Skuter wywrócił się na jezdni
Do pierwszego zdarzenia doszło w piątek, w miejscowości Górne w gminie Milejów. Kierujący motorowerem suzuki 36-latek z nieznanych przyczyn wywrócił się na jezdni. W wyniku upadku doznał ogólnych potłuczeń i otarć, jednak decyzją lekarza został przewieziony na dokładne badania do szpitala.
- Z uwagi na to, że od mieszkańca gminy Milejów była wyczuwalna była wyraźna woń alkoholu została pobrana od niego krew do dalszych badań – informuje sierż. Anna Biziorek z policji w Łęcznej.
Omijał sarnę
Do kolejnego zdarzenia doszło w sobotnią noc w Ciechankach (gmina Puchaczów). Kierowca volkswagena, mieszkaniec miejscowości Siedliszki, aby ominąć sarnę znajdującą się na jezdni zjechał na pobocze.
- W wyniku manewru 32-latek uderzył samochodem w drzewo. Z uwagi na doznane obrażenia został przewieziony do szpitala. Kierujący był trzeźwy, jednak nie posiadał obowiązkowego ubezpieczenia OC – dodaje sierż. Biziorek.
Wypadek w centrum Łęcznej
Ostanie poważne zdarzenie drogowe w sobote miało miejsce godzinach popołudniowych na ul. Jana Pawła II w Łęcznej. Przed jadący od strony Lublina samochód marki BMW z drogi podporządkowanej (ulic Księży Wrześniewskich) wyjechał pojazd marki Kia. Doszło do zderzenia obu pojazdów.
67-latkowi kierującemu Kia zostało zatrzymane prawo jazdy. Obaj kierowcy byli trzeźwi. W wyniku zdarzenia do szpitala trafił kierujący i pasażerka pojazdu KIA, po wykonaniu badań zostali oni wypisani do domu. Droga zablokowana była przez kilka godzin. Policjanci prowadzili ruch samochodów objazdami.

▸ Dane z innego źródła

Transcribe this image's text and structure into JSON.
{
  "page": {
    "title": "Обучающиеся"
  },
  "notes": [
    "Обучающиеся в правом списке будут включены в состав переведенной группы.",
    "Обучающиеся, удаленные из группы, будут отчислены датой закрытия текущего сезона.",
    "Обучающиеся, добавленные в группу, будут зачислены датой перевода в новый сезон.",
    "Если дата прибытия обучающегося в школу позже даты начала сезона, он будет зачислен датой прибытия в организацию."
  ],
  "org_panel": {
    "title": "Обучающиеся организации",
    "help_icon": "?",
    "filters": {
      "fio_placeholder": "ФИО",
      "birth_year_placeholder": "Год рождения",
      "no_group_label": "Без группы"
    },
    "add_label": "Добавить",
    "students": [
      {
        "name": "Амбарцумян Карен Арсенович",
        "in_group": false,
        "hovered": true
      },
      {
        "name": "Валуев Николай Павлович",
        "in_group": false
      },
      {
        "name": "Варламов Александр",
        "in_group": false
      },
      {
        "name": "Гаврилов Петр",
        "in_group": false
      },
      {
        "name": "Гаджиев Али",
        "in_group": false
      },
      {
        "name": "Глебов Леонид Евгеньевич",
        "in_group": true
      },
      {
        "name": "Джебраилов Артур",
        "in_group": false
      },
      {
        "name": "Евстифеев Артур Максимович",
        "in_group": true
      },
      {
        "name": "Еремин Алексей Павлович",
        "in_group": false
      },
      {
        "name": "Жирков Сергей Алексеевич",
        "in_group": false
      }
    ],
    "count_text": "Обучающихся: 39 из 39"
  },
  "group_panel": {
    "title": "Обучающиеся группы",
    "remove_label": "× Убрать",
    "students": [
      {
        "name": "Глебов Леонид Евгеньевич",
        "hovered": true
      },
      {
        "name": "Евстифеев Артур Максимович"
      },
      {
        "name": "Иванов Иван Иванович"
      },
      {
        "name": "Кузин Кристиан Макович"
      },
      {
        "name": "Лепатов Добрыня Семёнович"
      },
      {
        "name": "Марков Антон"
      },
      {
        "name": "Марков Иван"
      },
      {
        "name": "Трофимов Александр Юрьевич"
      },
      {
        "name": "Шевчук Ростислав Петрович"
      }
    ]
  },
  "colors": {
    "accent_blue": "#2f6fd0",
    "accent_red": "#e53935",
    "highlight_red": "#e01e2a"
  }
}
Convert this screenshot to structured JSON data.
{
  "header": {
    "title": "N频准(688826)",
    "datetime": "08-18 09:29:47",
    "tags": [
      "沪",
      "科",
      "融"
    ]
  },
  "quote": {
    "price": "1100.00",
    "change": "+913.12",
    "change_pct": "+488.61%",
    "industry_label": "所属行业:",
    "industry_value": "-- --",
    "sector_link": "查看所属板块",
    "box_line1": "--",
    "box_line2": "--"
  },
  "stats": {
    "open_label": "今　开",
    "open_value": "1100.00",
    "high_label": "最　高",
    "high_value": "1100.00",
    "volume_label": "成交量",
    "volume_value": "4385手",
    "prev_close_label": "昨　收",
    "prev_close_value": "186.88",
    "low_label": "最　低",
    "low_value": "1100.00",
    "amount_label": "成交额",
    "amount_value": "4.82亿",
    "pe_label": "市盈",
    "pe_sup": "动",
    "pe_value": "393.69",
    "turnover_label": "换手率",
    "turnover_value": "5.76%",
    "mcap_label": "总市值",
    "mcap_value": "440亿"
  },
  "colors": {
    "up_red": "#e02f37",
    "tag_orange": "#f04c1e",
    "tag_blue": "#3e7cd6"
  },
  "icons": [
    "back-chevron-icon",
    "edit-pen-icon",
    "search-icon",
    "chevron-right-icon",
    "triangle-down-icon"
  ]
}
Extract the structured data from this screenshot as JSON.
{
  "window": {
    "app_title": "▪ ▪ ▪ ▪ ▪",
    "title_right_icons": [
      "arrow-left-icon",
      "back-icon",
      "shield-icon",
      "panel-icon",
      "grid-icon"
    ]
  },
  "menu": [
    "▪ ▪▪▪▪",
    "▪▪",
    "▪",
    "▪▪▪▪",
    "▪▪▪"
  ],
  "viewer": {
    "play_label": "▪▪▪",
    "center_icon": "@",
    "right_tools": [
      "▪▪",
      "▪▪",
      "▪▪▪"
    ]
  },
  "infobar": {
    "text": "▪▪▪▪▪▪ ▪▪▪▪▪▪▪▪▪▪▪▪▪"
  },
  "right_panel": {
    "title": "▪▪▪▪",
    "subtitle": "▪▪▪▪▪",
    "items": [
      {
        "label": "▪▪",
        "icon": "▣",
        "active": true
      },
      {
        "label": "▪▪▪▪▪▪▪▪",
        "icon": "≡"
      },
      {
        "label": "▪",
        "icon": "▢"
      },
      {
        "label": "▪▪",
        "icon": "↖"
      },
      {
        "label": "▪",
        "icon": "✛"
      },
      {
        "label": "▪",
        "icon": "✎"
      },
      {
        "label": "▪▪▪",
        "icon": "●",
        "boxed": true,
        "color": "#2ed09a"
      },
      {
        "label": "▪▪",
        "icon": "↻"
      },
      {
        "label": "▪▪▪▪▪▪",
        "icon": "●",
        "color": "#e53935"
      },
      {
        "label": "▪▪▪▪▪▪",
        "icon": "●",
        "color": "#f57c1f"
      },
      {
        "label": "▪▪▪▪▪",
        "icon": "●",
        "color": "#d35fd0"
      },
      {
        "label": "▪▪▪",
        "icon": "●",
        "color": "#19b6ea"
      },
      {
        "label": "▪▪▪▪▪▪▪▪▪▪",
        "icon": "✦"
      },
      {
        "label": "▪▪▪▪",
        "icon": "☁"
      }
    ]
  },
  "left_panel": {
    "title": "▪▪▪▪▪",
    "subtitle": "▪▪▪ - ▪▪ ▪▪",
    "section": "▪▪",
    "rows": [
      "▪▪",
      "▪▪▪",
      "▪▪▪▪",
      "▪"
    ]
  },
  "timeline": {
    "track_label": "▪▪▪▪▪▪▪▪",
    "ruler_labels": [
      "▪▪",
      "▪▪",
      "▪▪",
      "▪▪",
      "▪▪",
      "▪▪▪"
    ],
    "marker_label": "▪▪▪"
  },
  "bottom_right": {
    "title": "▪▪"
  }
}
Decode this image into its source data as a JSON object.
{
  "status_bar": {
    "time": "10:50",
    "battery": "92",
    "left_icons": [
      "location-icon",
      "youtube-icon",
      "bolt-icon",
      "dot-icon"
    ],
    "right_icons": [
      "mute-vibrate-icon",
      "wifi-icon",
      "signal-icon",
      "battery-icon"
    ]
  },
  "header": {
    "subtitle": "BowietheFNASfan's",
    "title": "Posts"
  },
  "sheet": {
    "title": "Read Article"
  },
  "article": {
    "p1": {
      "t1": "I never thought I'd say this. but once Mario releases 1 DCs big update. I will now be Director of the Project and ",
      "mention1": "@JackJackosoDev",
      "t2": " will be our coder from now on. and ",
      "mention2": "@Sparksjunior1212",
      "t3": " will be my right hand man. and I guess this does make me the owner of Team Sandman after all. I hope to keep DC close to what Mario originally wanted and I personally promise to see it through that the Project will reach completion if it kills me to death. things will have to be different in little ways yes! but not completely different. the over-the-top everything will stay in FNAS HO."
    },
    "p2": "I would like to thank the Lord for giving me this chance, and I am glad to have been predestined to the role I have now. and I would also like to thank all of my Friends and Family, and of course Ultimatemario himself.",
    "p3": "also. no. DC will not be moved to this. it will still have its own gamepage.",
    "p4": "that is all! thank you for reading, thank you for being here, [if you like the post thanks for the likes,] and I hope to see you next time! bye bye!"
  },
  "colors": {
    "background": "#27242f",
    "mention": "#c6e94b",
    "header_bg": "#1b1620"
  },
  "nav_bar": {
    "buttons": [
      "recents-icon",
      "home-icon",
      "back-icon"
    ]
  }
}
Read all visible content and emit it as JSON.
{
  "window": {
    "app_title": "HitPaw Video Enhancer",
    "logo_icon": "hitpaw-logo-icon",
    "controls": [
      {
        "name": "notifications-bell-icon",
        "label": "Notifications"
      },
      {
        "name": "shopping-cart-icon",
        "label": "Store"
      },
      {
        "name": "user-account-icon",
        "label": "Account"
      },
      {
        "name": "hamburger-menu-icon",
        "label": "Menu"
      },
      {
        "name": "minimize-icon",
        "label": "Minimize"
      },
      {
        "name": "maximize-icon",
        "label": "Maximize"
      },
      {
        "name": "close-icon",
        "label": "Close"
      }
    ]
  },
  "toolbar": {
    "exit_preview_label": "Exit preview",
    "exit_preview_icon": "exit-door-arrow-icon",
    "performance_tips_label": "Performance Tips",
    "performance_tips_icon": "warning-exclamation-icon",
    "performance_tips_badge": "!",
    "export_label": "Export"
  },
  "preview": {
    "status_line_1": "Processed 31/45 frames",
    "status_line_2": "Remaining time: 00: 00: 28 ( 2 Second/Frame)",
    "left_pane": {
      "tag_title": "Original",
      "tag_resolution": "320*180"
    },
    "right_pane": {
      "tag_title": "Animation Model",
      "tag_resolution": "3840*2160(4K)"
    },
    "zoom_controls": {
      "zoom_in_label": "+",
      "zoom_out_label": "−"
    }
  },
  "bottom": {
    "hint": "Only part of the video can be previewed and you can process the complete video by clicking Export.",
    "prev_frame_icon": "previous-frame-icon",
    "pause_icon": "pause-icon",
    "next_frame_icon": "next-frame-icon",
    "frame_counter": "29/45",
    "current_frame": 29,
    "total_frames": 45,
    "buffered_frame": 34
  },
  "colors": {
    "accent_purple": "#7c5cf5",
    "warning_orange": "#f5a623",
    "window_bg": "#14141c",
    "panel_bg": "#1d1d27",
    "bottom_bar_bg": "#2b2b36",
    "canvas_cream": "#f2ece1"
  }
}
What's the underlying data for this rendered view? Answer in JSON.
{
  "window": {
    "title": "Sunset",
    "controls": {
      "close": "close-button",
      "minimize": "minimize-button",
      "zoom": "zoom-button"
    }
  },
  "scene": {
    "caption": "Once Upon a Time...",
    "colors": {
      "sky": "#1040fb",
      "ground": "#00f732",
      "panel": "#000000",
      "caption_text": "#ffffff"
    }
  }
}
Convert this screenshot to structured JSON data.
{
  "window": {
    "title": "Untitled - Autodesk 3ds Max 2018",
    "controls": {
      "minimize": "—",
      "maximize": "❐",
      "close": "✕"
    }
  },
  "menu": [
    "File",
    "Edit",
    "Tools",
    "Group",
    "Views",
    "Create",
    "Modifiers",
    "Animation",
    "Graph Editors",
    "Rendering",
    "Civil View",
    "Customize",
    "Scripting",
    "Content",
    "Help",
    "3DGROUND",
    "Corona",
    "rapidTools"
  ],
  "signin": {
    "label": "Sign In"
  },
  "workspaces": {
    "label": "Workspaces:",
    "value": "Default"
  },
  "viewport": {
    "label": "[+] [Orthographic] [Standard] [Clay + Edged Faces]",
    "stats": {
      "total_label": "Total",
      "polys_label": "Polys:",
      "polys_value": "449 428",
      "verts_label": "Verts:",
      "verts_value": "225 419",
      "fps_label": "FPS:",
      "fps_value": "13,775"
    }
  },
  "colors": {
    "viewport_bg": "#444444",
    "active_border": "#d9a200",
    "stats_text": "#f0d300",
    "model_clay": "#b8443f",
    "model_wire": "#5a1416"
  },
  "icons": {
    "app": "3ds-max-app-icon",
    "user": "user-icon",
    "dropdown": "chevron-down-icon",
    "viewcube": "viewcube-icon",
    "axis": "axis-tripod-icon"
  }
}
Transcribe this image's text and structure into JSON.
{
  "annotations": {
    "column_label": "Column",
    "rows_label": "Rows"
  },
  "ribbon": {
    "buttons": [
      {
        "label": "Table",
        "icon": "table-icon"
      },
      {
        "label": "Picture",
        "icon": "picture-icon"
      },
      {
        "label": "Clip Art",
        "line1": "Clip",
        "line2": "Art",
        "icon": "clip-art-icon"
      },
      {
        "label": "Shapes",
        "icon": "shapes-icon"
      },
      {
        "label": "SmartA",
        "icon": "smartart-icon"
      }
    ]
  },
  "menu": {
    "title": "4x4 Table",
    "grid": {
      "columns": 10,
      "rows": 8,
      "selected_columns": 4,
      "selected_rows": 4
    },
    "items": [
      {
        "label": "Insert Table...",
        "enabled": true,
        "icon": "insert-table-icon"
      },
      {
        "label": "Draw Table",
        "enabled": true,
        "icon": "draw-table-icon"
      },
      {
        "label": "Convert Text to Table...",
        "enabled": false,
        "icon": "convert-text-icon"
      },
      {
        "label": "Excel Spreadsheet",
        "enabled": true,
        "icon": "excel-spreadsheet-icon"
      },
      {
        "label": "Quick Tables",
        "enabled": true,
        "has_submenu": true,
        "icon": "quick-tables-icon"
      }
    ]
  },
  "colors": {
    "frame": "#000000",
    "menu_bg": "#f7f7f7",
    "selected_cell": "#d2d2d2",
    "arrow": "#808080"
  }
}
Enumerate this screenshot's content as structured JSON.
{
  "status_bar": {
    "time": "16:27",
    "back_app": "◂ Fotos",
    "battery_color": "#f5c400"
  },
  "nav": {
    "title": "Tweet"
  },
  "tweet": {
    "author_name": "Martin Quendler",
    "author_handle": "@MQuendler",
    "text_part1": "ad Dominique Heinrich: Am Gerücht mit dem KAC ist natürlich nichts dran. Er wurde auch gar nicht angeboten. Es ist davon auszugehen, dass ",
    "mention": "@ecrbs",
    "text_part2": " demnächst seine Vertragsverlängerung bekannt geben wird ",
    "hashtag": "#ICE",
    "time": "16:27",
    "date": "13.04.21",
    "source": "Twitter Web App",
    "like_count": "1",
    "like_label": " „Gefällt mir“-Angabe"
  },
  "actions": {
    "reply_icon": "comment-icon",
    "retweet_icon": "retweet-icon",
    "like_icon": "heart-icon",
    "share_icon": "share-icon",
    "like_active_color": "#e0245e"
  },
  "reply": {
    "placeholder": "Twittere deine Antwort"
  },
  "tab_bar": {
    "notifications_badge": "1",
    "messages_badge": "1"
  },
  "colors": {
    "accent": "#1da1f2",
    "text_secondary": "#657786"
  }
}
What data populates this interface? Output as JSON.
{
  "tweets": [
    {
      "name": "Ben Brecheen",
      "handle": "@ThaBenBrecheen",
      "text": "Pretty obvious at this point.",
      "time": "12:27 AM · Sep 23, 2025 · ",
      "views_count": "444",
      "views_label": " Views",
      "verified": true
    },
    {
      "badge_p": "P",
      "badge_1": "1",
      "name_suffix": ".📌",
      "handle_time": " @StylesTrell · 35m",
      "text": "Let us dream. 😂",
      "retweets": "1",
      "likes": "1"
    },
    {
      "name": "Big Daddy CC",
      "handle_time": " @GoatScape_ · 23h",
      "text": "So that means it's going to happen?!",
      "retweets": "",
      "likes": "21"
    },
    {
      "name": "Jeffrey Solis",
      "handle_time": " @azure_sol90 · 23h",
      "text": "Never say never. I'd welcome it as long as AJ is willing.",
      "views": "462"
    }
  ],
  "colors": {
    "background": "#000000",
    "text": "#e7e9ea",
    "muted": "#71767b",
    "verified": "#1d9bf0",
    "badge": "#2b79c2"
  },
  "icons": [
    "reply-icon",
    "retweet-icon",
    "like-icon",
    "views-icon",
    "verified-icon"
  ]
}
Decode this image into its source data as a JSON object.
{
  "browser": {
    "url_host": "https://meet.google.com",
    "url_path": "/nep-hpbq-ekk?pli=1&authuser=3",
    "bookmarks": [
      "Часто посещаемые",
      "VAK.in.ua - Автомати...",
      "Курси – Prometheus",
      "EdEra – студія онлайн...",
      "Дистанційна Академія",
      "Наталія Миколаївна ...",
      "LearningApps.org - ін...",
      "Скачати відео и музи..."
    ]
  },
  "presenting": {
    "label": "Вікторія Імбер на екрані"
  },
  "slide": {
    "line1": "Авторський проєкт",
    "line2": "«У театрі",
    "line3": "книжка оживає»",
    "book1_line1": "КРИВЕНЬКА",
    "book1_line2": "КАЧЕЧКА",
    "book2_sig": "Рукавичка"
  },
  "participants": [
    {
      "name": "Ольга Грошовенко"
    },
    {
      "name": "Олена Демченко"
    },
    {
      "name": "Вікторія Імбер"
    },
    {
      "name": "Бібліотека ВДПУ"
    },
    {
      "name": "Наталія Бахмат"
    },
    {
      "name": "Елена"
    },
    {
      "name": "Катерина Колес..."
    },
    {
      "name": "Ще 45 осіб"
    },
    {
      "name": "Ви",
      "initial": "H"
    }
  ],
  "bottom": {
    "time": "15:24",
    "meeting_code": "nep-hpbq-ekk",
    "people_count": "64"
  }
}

Rowerzysta miał 3,15 promila
W niedzielne popołudnie, na zakończenie weekendu w ręce policjantów wpadł pijany rowerzysta. Przez Starą Wieś Kolonia podróżował swoim jednośladem mieszkaniec Grądów. 53-latek poddany przez policjantów badaniu na trzeźwość wydmuchał 3,15 promila alkoholu. Prowadzenie roweru w stanie po użyciu alkoholu jest wykroczeniem zagrożonym karą aresztu lub grzywny.